En cualquier caso, el asunto ha servido para hacer coincidir –extraño, ¿verdad?- al Papa Francisco con la vicepresidenta del Gobierno. Dice doña Soraya, que la libertad de expresión tiene sus límites. Sólo le faltó decir la libertad de prensa, que es término mucho más preciso.

Naturalmente que los tiene, y Soraya cita el enaltecimiento del terrorismo. Y ahí ya se desliza, por cuanto aplaudir el terror no es un hecho, sino una ponderación subjetiva, excelente terreno pero resbaladizo.

En cualquier caso, a doña Soraya, no a Francisco, le gusta más el lobby de la prensa y los medios tradicionales que el periodismo electrónico, a pesar de que el primero resulta ya marginal.

Lo digo porque la vice se lanza en plancha cuando le hablan de Internet y redes sociales: "Los delitos existen con independencia del medio que se utilicen para cometerlos".

Muy cierto, como lo es los límites a la libertad de prensa, incluso de expresión: injuriar no es ejercer la libertad, es injuriar. Pero queda la sospecha de si lo que le preocupa a la vicepresidenta, como buena política, es que al periodismo tradicional, pocos muy grandes, se le puede controlar; pero al periodismo electrónico, muchos muy pequeños, resulta imposible.

Más noticias del Consejo: Soraya canta las excelencias del nuevo AVE adjudicado en el Corredor mediterráneo: 40% de la población española y 49% del transporte de mercancías. Dicho así, suena genial, pero lo cierto es que estamos hablando de 12 kilómetros entre Murcia y Almería.
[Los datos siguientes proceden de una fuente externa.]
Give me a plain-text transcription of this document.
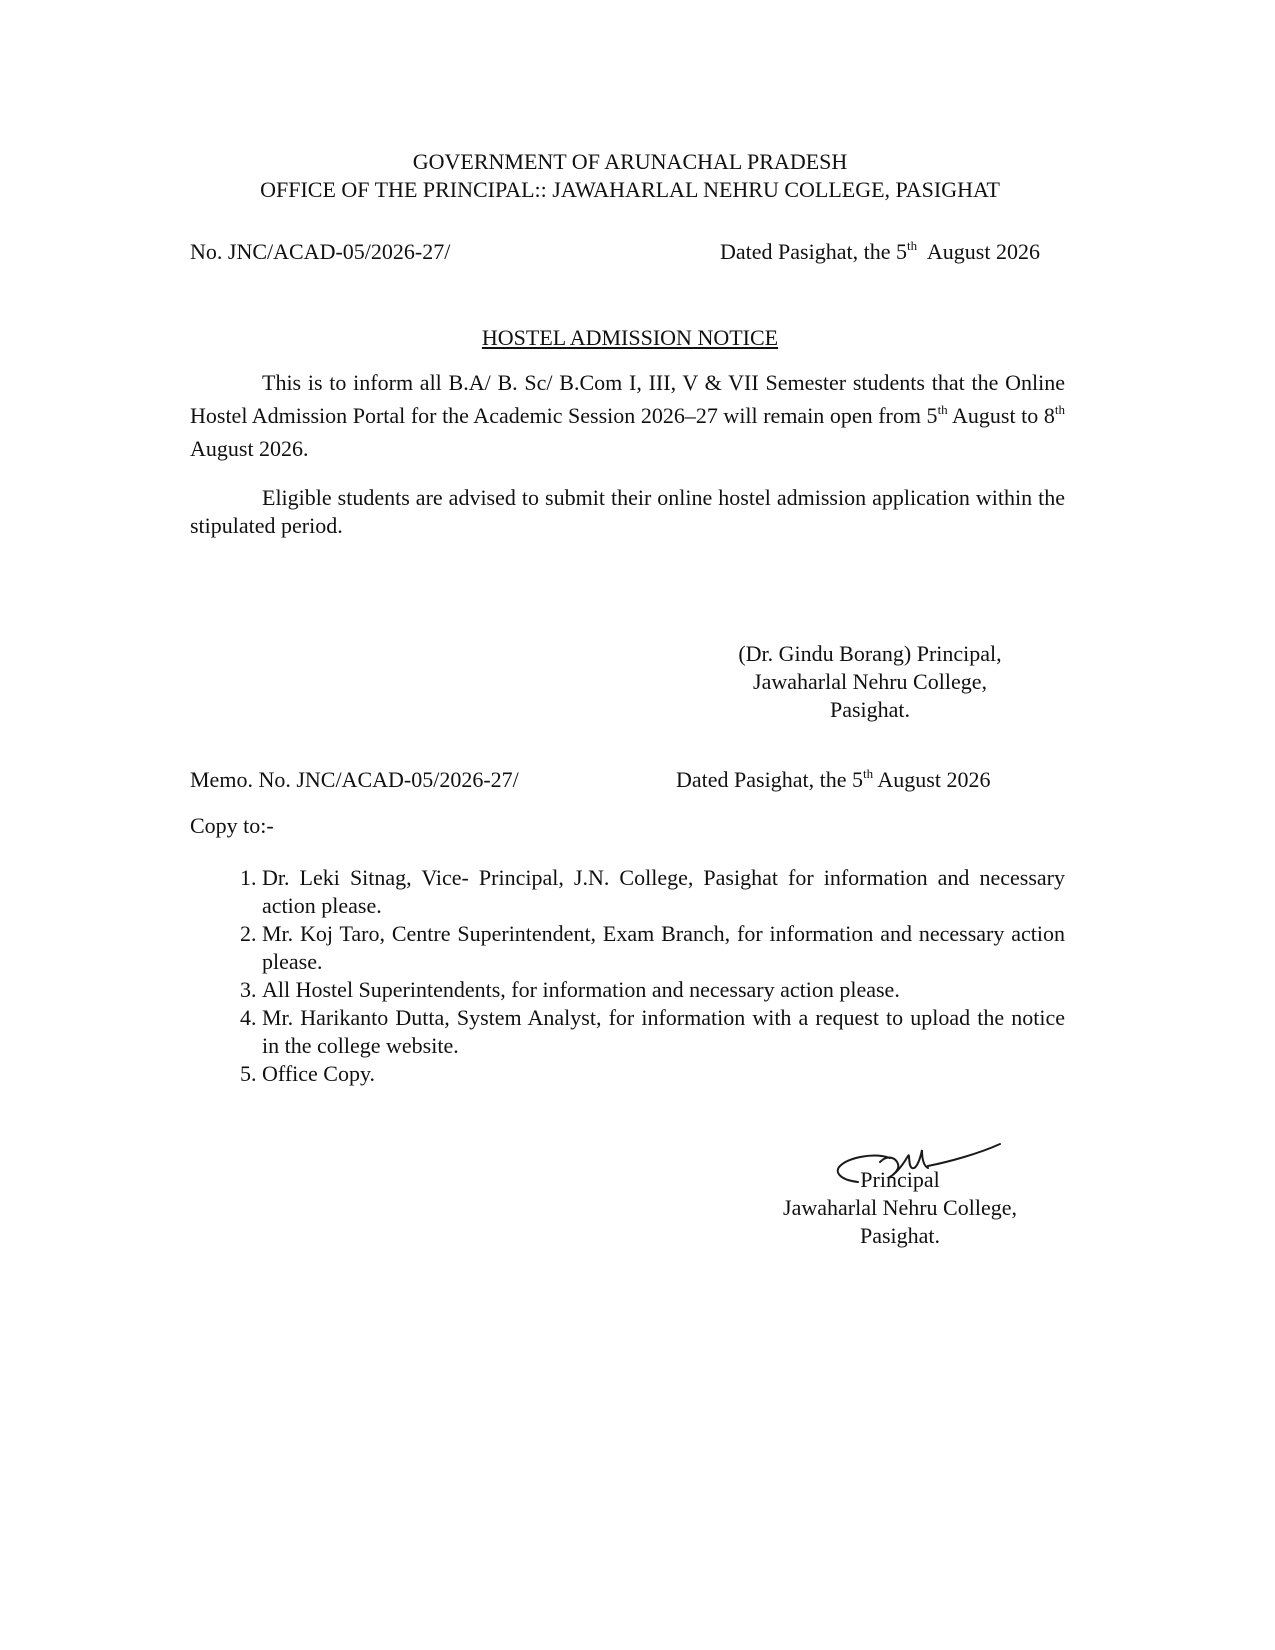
GOVERNMENT OF ARUNACHAL PRADESH
OFFICE OF THE PRINCIPAL:: JAWAHARLAL NEHRU COLLEGE, PASIGHAT
No. JNC/ACAD-05/2026-27/	Dated Pasighat, the 5th August 2026
HOSTEL ADMISSION NOTICE
This is to inform all B.A/ B. Sc/ B.Com I, III, V & VII Semester students that the Online Hostel Admission Portal for the Academic Session 2026–27 will remain open from 5th August to 8th August 2026.
Eligible students are advised to submit their online hostel admission application within the stipulated period.
(Dr. Gindu Borang) Principal,
Jawaharlal Nehru College,
Pasighat.
Memo. No. JNC/ACAD-05/2026-27/	Dated Pasighat, the 5th August 2026
Copy to:-
1. Dr. Leki Sitnag, Vice- Principal, J.N. College, Pasighat for information and necessary action please.
2. Mr. Koj Taro, Centre Superintendent, Exam Branch, for information and necessary action please.
3. All Hostel Superintendents, for information and necessary action please.
4. Mr. Harikanto Dutta, System Analyst, for information with a request to upload the notice in the college website.
5. Office Copy.
Principal
Jawaharlal Nehru College,
Pasighat.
Cómo no, queda Artur Mas y… el problema catalán. Soraya lo tiene claro, tira de argumentario y exhala: "Si en cinco años se convocan tres elecciones autonómicas es que algo no va bien". Y más: "El señor Artur Mas ha convocado a ocho meses vista. ¿A qué se va a dedicar estos ocho meses? Los catalanes necesitan gobiernos activos". Bueno, no sé, Soraya.

Por otra parte, la vice no entiende esas "listas trasversales" entre CiU y ERC, según las cuales tienen un programa independentista común y el resto del programa enfrentado a matar, entre una fuerza de izquierda radical y marxistoide, y otra fuerza burguesa. Tiene toda la razón, yo tampoco lo entiendo.